• Question: how is a nuclear bomb made?

    Asked by ebola boy to Arthur, Clare, Daniel, David, Tora on 11 Nov 2014.
    • Photo: Tora Smulders-Srinivasan

      Tora Smulders-Srinivasan answered on 11 Nov 2014:


      This isn’t my area, but it has to do with the smaller bits that atoms/molecules are made of and splitting them up to release the energy within them. & then putting them on a bomb!

      It’s nice that these days people don’t worry too much about getting bombed by nuclear bombs — when I was in school in the USA, there was still the cold war going on between the USA and the Soviet Union — and there was real worry about war breaking out & nuclear destruction!

      What makes you ask this question?

    • Photo: Clare Harding

      Clare Harding answered on 11 Nov 2014:


      If you would like to make one, its not too hard, all you will need is about Urainium235, about 40kg of something explosive like TNT and a detonator (you will probably want a radio controlled one for this).

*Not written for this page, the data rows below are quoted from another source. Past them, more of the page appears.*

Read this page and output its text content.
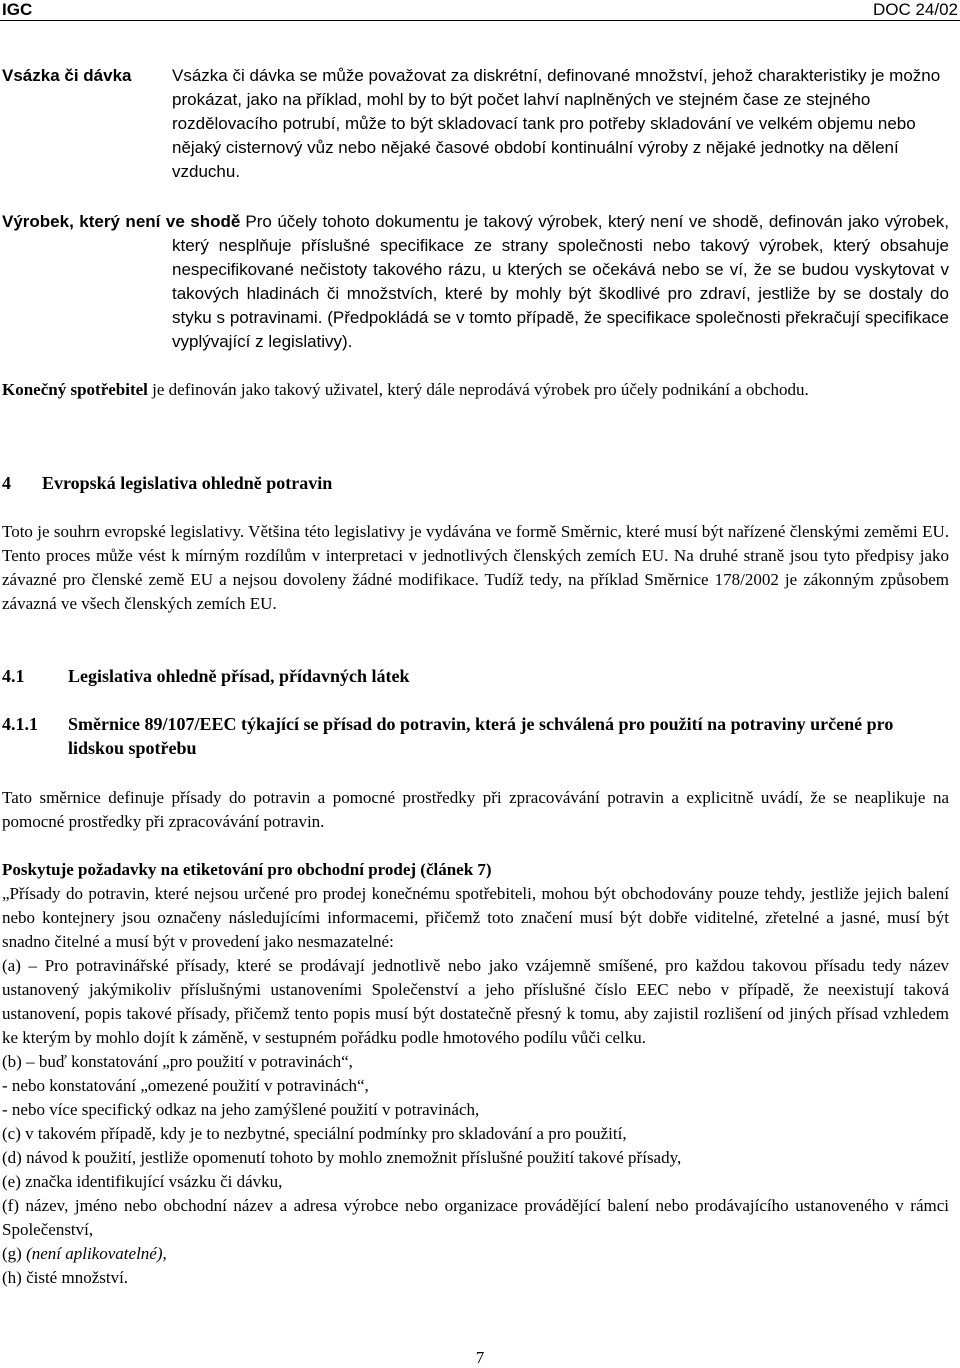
IGC	DOC 24/02
Vsázka či dávka Vsázka či dávka se může považovat za diskrétní, definované množství, jehož charakteristiky je možno prokázat, jako na příklad, mohl by to být počet lahví naplněných ve stejném čase ze stejného rozdělovacího potrubí, může to být skladovací tank pro potřeby skladování ve velkém objemu nebo nějaký cisternový vůz nebo nějaké časové období kontinuální výroby z nějaké jednotky na dělení vzduchu.
Výrobek, který není ve shodě Pro účely tohoto dokumentu je takový výrobek, který není ve shodě, definován jako výrobek, který nesplňuje příslušné specifikace ze strany společnosti nebo takový výrobek, který obsahuje nespecifikované nečistoty takového rázu, u kterých se očekává nebo se ví, že se budou vyskytovat v takových hladinách či množstvích, které by mohly být škodlivé pro zdraví, jestliže by se dostaly do styku s potravinami. (Předpokládá se v tomto případě, že specifikace společnosti překračují specifikace vyplývající z legislativy).
Konečný spotřebitel je definován jako takový uživatel, který dále neprodává výrobek pro účely podnikání a obchodu.
4 Evropská legislativa ohledně potravin
Toto je souhrn evropské legislativy. Většina této legislativy je vydávána ve formě Směrnic, které musí být nařízené členskými zeměmi EU. Tento proces může vést k mírným rozdílům v interpretaci v jednotlivých členských zemích EU. Na druhé straně jsou tyto předpisy jako závazné pro členské země EU a nejsou dovoleny žádné modifikace. Tudíž tedy, na příklad Směrnice 178/2002 je zákonným způsobem závazná ve všech členských zemích EU.
4.1 Legislativa ohledně přísad, přídavných látek
4.1.1 Směrnice 89/107/EEC týkající se přísad do potravin, která je schválená pro použití na potraviny určené pro lidskou spotřebu
Tato směrnice definuje přísady do potravin a pomocné prostředky při zpracovávání potravin a explicitně uvádí, že se neaplikuje na pomocné prostředky při zpracovávání potravin.
Poskytuje požadavky na etiketování pro obchodní prodej (článek 7)
„Přísady do potravin, které nejsou určené pro prodej konečnému spotřebiteli, mohou být obchodovány pouze tehdy, jestliže jejich balení nebo kontejnery jsou označeny následujícími informacemi, přičemž toto značení musí být dobře viditelné, zřetelné a jasné, musí být snadno čitelné a musí být v provedení jako nesmazatelné:
(a) – Pro potravinářské přísady, které se prodávají jednotlivě nebo jako vzájemně smíšené, pro každou takovou přísadu tedy název ustanovený jakýmikoliv příslušnými ustanoveními Společenství a jeho příslušné číslo EEC nebo v případě, že neexistují taková ustanovení, popis takové přísady, přičemž tento popis musí být dostatečně přesný k tomu, aby zajistil rozlišení od jiných přísad vzhledem ke kterým by mohlo dojít k záměně, v sestupném pořádku podle hmotového podílu vůči celku.
(b) – buď konstatování „pro použití v potravinách“,
- nebo konstatování „omezené použití v potravinách“,
- nebo více specifický odkaz na jeho zamýšlené použití v potravinách,
(c) v takovém případě, kdy je to nezbytné, speciální podmínky pro skladování a pro použití,
(d) návod k použití, jestliže opomenutí tohoto by mohlo znemožnit příslušné použití takové přísady,
(e) značka identifikující vsázku či dávku,
(f) název, jméno nebo obchodní název a adresa výrobce nebo organizace provádějící balení nebo prodávajícího ustanoveného v rámci Společenství,
(g) (není aplikovatelné),
(h) čisté množství.
7
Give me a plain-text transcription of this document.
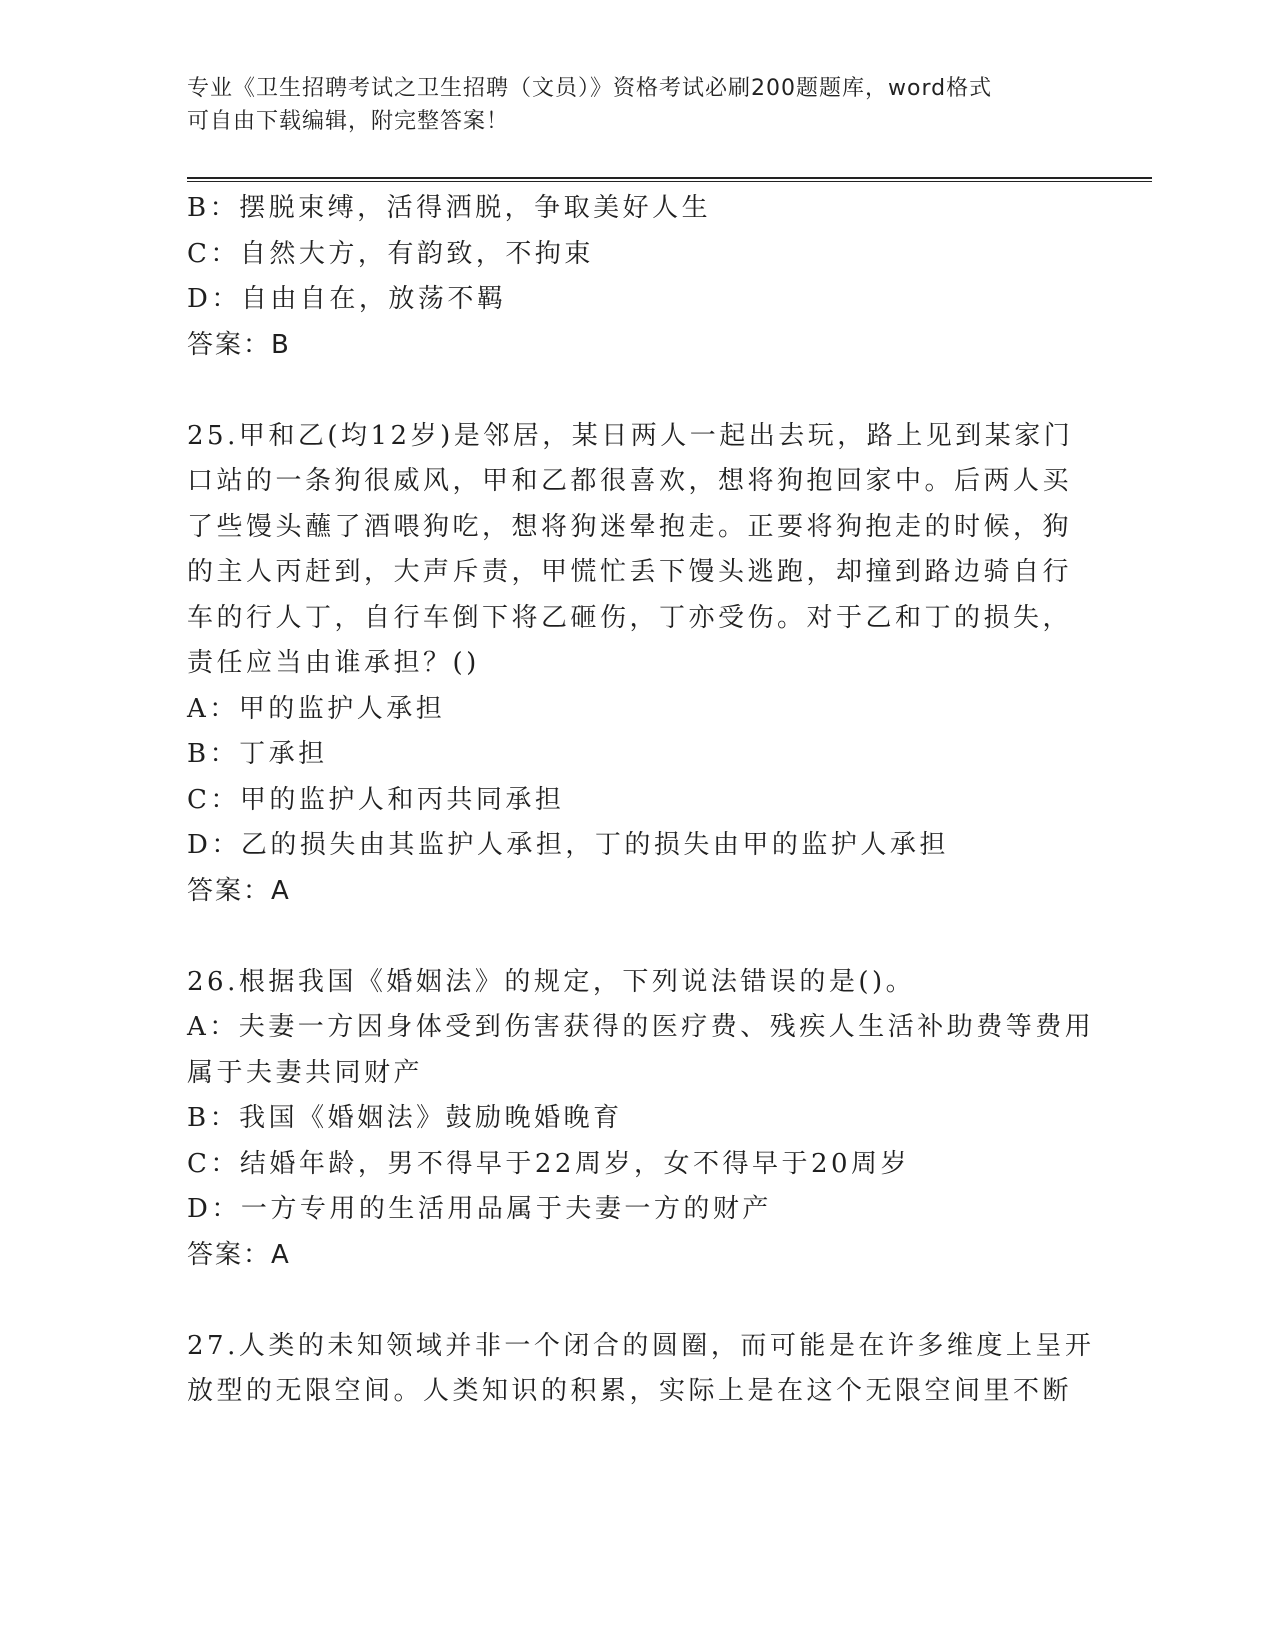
专业《卫生招聘考试之卫生招聘（文员）》资格考试必刷200题题库，word格式
可自由下载编辑，附完整答案！
B：摆脱束缚，活得洒脱，争取美好人生
C：自然大方，有韵致，不拘束
D：自由自在，放荡不羁
答案：B
25.甲和乙(均12岁)是邻居，某日两人一起出去玩，路上见到某家门
口站的一条狗很威风，甲和乙都很喜欢，想将狗抱回家中。后两人买
了些馒头蘸了酒喂狗吃，想将狗迷晕抱走。正要将狗抱走的时候，狗
的主人丙赶到，大声斥责，甲慌忙丢下馒头逃跑，却撞到路边骑自行
车的行人丁，自行车倒下将乙砸伤，丁亦受伤。对于乙和丁的损失，
责任应当由谁承担？()
A：甲的监护人承担
B：丁承担
C：甲的监护人和丙共同承担
D：乙的损失由其监护人承担，丁的损失由甲的监护人承担
答案：A
26.根据我国《婚姻法》的规定，下列说法错误的是()。
A：夫妻一方因身体受到伤害获得的医疗费、残疾人生活补助费等费用
属于夫妻共同财产
B：我国《婚姻法》鼓励晚婚晚育
C：结婚年龄，男不得早于22周岁，女不得早于20周岁
D：一方专用的生活用品属于夫妻一方的财产
答案：A
27.人类的未知领域并非一个闭合的圆圈，而可能是在许多维度上呈开
放型的无限空间。人类知识的积累，实际上是在这个无限空间里不断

      I would also highly recommend standing very, very far away and having a very good explanation for when the government comes over asking questions about why your trying to buy uranium!

    • Photo: Daniel Parsons

      Daniel Parsons answered on 11 Nov 2014:


      Nuclear bombs are made by combining a small detonation charge with a mas of fissile material – this is material that will undergo a nuclear reaction – normally it is Uranium or Plutonium.

      Older bombs used fission reactions (like those in nuclear power stations) but newer, more powerful thermonuclear bomb combine fission with an element of fusion…these can give off massive amounts of energy. For example a thermonuclear weapon weighing little more than a ton can produce an explosion with a force comparable 1 million tons of TNT!